Susan McReedy nodded. “It was an old ice pick he found in the dead man’s chest. The painted handle was flaking. It used to be in Uncle Henry’s restaurant. He told Dad he tossed it out just after our Jane moved in upstairs. The girl must have found it in the trash and kept it all that time. Dad saw flakes of that same color paint on the underside of her pillowcase. And that’s how he knew, for all that time, she’d gone to sleep every night with that pick underneath her pillow. All that time she’d been waiting for that man, the one who’d left her for dead at the quarry. She’d been waiting for him to come back and finish her off.”
The retired librarian looked down at her hands as she folded the paperback book into a fat cylinder. “And then came the second theory of what happened at the quarry pool. Dad figured our Jane was the only one in the car when it went over the rim that nig
ht. So that was no accident. It was attempted murder. Dad didn’t see the driver as a local man, nobody who lived in walking distance. He’d stolen that car because he’d be needing his own car to make a getaway. So he was a stranger, just like our Jane.
“After she killed that man with the ice pick—if Dad had only known—how young she was. Well, if he’d known, then I don’t think he would’ve let them take her to the hospital that day or any other day. From there she went to a state asylum. That made Dad and my uncle so crazy. They tried, time after time, to get her out of there and bring her home. But every time they got a new sanity hearing, she’d do something to mess it up. Once she slashed her wrists. Another time it was her throat. Finally, Dad had to let go of her. He came to understand—” Susan McReedy’s hands were clasped tightly around her paperback and squeezing it. “This really hurt him—but he realized that our Jane felt safer in that place than home with us. He didn’t protect her when she needed him most. My father went to visit her every weekend until he died. Then the asylum was closed down for Medicare fraud, and the patients were scattered all over creation. Years later, I tracked one Jane Doe to a nursing home north of Auburn—but it wasn’t our Jane.”

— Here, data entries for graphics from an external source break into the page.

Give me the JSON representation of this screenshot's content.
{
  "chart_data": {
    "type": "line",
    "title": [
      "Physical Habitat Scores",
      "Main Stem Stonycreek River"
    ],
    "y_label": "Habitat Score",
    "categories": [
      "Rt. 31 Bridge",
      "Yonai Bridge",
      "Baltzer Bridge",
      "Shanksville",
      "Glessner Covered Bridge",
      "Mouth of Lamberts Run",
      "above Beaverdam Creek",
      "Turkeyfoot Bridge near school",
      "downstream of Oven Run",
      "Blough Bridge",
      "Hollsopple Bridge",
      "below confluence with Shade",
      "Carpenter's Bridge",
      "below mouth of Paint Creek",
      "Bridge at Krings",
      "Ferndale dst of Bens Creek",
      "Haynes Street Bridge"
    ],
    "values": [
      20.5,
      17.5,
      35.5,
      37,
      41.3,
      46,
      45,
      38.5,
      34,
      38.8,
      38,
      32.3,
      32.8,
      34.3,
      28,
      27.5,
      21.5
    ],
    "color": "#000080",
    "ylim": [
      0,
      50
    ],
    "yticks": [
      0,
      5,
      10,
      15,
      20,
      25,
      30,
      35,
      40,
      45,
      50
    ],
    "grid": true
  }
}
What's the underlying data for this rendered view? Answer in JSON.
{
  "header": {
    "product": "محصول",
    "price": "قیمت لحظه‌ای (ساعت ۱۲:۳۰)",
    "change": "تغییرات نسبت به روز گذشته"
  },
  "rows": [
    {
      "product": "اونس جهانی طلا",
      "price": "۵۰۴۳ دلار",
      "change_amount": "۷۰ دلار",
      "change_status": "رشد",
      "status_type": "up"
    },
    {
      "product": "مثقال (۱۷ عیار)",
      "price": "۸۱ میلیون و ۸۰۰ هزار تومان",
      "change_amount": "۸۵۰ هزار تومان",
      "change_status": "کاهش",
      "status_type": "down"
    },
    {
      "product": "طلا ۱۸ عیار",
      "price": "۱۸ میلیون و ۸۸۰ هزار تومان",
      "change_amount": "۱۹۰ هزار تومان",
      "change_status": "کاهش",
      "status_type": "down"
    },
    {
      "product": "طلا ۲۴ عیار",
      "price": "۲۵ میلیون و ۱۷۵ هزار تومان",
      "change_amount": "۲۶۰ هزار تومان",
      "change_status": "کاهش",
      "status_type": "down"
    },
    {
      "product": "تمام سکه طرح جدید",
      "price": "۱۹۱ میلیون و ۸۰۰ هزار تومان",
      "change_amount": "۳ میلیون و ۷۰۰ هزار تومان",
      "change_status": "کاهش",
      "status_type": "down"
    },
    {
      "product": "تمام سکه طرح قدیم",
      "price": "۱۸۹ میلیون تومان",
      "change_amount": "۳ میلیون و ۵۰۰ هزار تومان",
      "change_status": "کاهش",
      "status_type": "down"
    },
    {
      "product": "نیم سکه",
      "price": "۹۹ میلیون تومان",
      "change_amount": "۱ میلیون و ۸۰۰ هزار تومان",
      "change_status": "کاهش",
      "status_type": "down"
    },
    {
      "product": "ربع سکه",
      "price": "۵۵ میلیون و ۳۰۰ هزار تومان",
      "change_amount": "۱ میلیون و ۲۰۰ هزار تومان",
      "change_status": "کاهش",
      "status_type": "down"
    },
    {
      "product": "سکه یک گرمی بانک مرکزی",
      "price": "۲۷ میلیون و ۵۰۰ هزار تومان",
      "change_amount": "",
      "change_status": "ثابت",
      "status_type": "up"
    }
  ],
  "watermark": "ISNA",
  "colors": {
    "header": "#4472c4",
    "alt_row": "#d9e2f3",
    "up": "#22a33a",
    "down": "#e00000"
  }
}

“All right,” said Mallory, moving on, “your father must’ve traced the dead man’s fingerprints.”
“Yes, he did. It took a while. No national data base in those days. The dead man had a record in three southern states, con games and stealing. Never killed anybody that we knew of. He was jailed under a slew of names, but never for any great length of time.”
“What about Humboldt,” said Riker, “remember that one?”
“And all his other names.” She bent down to the carpetbag at her feet and pulled out a thick envelope. Opening it, she emptied the file folders onto the coffee table.